Clean chit or clean case?
PAT leadership seemed less surprised than most when the Model Town JIT exonerated both the chief minister and former law minister. One reason, of course, is that the party has little faith in the government or any investigation team it constitutes. But another could be the party’s own reluctance to cooperate with the JIT. In hindsight, perhaps they now feel they should have put their weight behind the legal process once it was underway. If anything, their participation – and proof they would have brought to the table – might have kept the government for committing what PAT accuses it of, that is protecting the real culprits.
Whether or not such a course of events could have brought about a different result will never be known. But the incident did not seem, at the time or looking back later, as open and shut a case as the investigation presents it to be. Seemingly both Shahbaz Sharif and Rana Sanaullah were in the dark about the incident, and things got out of control because of the (false) belief in the police force that two of their colleagues had been abducted while another was killed.

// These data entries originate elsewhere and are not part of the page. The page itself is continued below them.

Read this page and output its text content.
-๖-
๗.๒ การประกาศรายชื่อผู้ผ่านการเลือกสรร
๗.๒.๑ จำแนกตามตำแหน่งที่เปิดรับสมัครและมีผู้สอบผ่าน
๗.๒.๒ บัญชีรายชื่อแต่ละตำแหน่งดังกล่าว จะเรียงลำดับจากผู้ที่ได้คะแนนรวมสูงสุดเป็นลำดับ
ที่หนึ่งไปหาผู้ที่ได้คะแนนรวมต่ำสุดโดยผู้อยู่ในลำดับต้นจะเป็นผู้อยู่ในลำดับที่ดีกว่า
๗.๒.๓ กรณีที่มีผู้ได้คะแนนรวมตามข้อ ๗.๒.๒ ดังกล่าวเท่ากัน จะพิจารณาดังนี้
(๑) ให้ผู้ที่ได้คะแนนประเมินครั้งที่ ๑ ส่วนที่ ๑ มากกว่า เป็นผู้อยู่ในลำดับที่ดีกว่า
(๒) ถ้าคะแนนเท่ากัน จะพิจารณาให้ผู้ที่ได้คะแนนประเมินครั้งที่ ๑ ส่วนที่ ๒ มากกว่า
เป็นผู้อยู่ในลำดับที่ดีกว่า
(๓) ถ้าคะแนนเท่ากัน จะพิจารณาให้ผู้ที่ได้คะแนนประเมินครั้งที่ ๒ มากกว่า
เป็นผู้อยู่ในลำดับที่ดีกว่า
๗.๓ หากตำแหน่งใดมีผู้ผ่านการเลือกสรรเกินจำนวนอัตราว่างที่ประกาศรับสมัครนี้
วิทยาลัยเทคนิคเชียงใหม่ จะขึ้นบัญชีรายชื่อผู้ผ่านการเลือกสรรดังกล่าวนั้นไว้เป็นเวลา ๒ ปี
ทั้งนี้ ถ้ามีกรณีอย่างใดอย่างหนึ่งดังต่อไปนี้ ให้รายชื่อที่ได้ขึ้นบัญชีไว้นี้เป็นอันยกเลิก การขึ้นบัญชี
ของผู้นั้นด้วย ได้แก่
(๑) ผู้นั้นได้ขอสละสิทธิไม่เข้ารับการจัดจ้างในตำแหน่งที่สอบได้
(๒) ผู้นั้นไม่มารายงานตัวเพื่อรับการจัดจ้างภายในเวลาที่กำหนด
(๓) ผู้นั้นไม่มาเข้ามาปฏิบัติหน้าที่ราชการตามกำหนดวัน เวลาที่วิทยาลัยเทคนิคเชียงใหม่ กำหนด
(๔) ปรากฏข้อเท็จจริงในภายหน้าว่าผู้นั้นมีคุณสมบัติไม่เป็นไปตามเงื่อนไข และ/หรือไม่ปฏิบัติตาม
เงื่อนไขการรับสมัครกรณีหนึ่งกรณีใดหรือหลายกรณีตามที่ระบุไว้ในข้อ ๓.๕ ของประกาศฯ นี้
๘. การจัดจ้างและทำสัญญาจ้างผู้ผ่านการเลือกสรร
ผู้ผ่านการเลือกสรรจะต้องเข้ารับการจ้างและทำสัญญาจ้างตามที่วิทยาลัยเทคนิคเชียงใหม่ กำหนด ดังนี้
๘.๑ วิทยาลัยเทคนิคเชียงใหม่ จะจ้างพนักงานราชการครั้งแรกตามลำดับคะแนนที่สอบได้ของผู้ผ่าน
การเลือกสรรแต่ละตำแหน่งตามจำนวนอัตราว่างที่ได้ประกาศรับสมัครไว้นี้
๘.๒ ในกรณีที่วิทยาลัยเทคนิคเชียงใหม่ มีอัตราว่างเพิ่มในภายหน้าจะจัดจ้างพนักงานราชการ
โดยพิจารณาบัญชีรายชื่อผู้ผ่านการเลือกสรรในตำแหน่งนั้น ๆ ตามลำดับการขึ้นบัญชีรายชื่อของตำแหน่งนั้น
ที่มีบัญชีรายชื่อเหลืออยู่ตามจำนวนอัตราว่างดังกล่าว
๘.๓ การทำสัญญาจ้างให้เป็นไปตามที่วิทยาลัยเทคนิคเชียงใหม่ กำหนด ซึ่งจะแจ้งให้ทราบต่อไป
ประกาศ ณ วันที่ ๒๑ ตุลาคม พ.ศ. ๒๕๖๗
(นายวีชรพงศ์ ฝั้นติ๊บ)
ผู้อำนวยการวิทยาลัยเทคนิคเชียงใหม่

Then, of course, they took the law in their own hands and began firing.
But wasn’t it the police that was armed? And in larger numbers? And what did the Gullu Butt episode tell the JIT about the incident? Didn’t the SP openly hug and praise his ‘contribution’ to the effort? Were these actions also in response to alleged kidnapping and killing of policemen? Or had the falsehood of that assumption become apparent by then? And, really, was nobody in the higher chain of command even remotely aware that a gun-battle between armed policemen and unarmed PAT workers was going on for hours? Maybe if PAT hadn’t politicised what had eventually become a legal process things might have been different. For the moment, though, the N-league gets a clean chit. But was it a clean case?